HDLBits刷题_Verilog Language_Vector3

学习内容:
Given several input vectors, concatenate them together then split them up into several output vectors. There are six 5-bit input vectors: a, b, c, d, e, and f, for a total of 30 bits of input. There are four 8-bit output vectors: w, x, y, and z, for 32 bits of output. The output should be a concatenation of the input vectors followed by two 1 bits:
HDLBits刷题_Verilog Language_Vector3

module top_module (
    input [4:0] a, b, c, d, e, f,
    output [7:0] w, x, y, z );//

    // assign { ... } = { ... };
	//assign {w, x, y, z} = {a, b, c, d, e, f, 2'b11};
    assign {w, x, y, z} = {a[4:0], b[4:0], c[4:0], d[4:0], e[4:0], f[4:0], 2'b11};
endmodule

The concatenation operator {a,b,c} is used to create larger vectors by concatenating smaller portions of a vector together.

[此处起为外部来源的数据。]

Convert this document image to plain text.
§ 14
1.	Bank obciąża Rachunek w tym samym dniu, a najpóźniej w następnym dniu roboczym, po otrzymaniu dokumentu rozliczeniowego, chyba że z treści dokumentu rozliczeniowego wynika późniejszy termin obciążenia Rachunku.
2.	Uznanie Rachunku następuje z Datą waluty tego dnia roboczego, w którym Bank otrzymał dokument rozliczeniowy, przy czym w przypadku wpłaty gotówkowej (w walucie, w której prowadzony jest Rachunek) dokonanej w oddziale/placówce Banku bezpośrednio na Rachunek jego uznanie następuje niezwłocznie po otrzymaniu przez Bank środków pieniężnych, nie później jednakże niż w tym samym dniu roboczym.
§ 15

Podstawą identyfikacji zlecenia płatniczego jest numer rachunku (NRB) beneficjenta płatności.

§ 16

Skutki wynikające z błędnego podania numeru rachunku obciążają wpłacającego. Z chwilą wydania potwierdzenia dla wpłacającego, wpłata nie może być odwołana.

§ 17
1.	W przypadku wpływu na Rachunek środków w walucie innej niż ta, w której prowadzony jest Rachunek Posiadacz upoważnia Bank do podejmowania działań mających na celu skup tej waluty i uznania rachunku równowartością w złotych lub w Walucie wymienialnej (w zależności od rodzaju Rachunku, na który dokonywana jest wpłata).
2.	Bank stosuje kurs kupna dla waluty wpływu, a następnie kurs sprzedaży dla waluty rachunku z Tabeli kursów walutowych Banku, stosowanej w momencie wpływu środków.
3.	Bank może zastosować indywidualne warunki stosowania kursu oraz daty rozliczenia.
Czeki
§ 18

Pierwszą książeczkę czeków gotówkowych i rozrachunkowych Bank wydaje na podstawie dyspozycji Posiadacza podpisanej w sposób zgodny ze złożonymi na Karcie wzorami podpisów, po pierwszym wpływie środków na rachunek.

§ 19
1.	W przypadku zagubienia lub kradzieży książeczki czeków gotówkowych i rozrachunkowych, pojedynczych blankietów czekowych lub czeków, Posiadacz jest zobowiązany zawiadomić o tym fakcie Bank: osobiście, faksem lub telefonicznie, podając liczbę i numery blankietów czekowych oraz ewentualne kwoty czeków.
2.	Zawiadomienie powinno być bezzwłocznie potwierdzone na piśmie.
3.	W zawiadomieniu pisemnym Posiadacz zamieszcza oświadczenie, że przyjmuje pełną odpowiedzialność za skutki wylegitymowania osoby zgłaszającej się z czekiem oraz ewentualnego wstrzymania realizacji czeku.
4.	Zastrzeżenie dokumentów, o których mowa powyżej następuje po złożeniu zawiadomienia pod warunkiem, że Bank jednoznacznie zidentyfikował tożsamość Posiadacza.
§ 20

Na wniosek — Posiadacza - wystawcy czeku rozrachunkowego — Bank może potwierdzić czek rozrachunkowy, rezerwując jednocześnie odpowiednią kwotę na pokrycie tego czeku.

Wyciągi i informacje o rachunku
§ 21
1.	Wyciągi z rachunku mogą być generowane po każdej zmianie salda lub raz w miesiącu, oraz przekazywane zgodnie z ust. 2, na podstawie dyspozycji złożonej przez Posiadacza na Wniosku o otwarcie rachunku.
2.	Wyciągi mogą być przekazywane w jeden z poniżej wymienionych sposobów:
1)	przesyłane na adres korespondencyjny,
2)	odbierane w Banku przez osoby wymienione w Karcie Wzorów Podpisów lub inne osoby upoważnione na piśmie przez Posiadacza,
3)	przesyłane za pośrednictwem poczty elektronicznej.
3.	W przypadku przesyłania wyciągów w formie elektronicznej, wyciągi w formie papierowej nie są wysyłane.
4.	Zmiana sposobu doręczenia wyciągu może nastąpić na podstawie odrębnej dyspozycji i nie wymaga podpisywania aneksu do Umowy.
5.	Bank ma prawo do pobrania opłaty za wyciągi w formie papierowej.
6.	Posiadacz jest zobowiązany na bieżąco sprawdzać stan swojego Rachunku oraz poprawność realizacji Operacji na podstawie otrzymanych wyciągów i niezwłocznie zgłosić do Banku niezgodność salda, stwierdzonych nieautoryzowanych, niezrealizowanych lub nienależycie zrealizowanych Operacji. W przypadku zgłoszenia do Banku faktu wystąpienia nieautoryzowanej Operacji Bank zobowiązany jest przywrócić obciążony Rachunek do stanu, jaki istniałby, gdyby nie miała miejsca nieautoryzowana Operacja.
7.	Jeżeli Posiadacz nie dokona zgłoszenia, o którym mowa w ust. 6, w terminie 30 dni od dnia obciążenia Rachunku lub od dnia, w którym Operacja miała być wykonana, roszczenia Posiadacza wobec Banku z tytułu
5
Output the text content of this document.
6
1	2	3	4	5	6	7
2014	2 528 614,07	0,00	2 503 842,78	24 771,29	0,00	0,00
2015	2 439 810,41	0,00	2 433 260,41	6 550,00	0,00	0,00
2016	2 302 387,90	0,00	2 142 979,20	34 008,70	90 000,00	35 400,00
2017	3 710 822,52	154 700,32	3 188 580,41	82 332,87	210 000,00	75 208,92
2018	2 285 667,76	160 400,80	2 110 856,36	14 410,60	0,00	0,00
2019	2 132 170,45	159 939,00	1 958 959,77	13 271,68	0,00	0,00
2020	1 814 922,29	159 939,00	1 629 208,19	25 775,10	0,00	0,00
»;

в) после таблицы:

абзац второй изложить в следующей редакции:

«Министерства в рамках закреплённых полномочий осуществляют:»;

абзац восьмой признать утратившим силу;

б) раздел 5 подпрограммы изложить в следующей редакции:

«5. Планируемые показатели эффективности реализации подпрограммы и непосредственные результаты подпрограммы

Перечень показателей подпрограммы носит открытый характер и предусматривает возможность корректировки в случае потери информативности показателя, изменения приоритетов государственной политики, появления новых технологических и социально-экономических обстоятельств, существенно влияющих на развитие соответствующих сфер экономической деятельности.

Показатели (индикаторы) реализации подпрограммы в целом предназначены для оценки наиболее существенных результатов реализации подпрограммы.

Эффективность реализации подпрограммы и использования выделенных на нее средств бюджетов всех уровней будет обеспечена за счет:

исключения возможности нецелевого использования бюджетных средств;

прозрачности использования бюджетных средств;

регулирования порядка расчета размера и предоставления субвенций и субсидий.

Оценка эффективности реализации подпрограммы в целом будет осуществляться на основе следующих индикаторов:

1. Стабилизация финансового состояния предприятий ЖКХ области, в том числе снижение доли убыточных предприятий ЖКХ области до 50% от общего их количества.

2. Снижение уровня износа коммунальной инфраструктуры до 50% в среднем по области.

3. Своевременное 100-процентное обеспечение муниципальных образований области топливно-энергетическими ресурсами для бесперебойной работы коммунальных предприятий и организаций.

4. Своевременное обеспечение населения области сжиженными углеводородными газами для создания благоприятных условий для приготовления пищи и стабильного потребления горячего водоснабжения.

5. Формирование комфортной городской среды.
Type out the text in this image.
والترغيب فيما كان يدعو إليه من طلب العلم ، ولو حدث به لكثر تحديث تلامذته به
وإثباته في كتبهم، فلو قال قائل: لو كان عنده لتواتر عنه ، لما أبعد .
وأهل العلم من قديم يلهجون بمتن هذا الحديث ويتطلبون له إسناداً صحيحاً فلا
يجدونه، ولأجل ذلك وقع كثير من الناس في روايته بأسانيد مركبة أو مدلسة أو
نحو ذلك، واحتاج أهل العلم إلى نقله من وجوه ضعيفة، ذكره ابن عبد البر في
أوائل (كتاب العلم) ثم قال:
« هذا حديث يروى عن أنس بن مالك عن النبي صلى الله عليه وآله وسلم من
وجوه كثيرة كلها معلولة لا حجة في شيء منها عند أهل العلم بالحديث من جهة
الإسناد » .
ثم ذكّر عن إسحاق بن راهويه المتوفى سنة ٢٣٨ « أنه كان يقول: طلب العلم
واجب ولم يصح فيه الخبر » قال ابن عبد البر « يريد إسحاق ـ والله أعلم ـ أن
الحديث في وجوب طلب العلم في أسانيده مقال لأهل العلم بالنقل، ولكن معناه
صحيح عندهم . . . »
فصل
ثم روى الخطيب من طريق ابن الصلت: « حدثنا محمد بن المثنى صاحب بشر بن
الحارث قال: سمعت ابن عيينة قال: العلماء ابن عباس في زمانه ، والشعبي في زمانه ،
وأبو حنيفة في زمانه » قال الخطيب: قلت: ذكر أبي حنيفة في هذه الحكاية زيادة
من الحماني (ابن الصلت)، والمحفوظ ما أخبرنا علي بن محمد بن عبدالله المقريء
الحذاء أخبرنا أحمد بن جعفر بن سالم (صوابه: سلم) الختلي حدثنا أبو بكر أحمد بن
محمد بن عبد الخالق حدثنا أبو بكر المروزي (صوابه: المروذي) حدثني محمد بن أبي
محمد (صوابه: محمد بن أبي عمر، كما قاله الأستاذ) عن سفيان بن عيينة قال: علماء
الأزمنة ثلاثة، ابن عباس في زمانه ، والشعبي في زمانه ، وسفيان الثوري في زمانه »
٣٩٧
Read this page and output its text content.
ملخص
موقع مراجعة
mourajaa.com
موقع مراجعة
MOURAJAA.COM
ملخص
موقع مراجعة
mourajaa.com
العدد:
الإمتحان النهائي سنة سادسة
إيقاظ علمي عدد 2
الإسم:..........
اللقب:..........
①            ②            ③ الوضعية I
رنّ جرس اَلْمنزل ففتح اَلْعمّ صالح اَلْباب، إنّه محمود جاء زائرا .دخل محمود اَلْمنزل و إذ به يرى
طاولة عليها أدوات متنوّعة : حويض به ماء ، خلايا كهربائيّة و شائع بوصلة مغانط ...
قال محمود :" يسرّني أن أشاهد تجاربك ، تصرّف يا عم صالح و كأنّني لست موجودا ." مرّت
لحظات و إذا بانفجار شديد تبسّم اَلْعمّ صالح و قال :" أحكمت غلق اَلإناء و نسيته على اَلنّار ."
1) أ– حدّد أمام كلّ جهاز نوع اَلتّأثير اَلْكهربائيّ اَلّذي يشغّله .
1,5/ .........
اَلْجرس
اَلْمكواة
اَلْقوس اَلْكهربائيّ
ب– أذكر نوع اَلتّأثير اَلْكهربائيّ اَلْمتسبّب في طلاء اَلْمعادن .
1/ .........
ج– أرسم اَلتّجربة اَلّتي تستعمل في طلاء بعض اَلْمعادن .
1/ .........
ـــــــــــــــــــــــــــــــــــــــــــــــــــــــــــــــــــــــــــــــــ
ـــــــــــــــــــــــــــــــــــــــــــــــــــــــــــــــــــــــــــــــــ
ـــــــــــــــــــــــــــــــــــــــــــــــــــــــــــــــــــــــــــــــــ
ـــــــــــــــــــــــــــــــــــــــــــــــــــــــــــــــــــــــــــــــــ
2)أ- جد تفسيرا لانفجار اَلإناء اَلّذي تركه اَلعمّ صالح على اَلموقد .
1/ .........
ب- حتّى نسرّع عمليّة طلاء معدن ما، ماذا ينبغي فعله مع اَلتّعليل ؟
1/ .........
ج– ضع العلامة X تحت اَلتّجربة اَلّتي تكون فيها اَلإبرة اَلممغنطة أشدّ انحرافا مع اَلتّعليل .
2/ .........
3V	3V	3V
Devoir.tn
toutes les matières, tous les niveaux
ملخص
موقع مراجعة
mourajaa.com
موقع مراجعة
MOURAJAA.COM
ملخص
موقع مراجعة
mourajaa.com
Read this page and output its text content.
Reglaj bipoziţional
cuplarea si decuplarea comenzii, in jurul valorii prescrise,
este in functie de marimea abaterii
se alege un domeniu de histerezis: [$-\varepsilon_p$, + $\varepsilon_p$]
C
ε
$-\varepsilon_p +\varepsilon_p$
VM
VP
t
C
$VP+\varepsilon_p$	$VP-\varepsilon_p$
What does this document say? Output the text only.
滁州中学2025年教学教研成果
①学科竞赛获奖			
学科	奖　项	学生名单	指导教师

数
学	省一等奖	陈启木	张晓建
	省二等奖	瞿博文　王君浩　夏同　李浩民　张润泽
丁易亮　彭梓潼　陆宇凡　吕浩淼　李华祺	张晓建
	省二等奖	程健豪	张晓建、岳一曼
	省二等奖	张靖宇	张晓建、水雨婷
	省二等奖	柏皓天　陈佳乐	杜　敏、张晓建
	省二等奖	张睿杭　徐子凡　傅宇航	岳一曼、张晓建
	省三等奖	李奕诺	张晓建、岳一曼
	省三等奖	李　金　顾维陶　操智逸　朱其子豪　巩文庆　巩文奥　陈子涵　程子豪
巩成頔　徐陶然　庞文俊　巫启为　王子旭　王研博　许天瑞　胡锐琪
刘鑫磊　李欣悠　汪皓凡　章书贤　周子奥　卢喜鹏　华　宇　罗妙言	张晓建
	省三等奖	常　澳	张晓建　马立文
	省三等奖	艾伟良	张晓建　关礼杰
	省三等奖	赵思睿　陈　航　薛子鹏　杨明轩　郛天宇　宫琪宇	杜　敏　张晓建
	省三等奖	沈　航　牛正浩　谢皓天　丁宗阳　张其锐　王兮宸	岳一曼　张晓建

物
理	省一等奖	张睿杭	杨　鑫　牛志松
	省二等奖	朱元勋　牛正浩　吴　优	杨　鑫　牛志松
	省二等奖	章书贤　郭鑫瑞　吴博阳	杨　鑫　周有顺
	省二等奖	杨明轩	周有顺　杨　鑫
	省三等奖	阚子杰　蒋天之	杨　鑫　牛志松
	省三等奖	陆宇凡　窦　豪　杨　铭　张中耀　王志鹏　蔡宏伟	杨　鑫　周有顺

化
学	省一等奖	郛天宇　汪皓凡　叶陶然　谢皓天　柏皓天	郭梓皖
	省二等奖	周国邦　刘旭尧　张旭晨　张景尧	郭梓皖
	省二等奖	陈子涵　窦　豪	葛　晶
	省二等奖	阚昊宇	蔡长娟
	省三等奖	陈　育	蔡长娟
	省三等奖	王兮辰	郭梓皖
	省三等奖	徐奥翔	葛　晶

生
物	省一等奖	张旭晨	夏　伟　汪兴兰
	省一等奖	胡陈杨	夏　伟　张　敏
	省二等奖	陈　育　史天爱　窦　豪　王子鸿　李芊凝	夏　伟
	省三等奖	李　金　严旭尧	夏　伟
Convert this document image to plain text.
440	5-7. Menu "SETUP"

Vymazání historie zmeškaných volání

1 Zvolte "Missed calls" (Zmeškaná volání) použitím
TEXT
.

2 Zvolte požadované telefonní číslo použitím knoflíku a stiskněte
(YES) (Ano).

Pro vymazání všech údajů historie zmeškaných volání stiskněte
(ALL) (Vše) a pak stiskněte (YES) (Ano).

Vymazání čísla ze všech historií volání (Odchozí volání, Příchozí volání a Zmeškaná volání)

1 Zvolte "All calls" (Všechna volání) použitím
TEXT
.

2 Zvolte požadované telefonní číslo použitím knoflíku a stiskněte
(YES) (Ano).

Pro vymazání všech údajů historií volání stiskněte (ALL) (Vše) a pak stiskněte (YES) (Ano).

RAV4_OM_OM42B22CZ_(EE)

{3’b111, 3’b000} => 6’b111000
{1’b1, 1’b0, 3’b101} => 5’b10101
{4’ha, 4’d10} => 8’b10101010 // 4’ha and 4’d10 are both 4’b1010 in binary
Concatenation needs to know the width of every component (or how would you know the length of the result?). Thus, {1, 2, 3} is illegal and results in the error message: unsized constants are not allowed in concatenations.

The concatenation operator can be used on both the left and right sides of assignments.

input [15:0] in;
output [23:0] out;
assign {out[7:0], out[15:8]} = in; // Swap two bytes. Right side and left side are both 16-bit vectors.
assign out[15:0] = {in[7:0], in[15:8]}; // This is the same thing.
assign out = {in[7:0], in[15:8]}; // This is different. The 16-bit vector on the right is extended to
// match the 24-bit vector on the left, so out[23:16] are zero.
// In the first two examples, out[23:16] are not assigned.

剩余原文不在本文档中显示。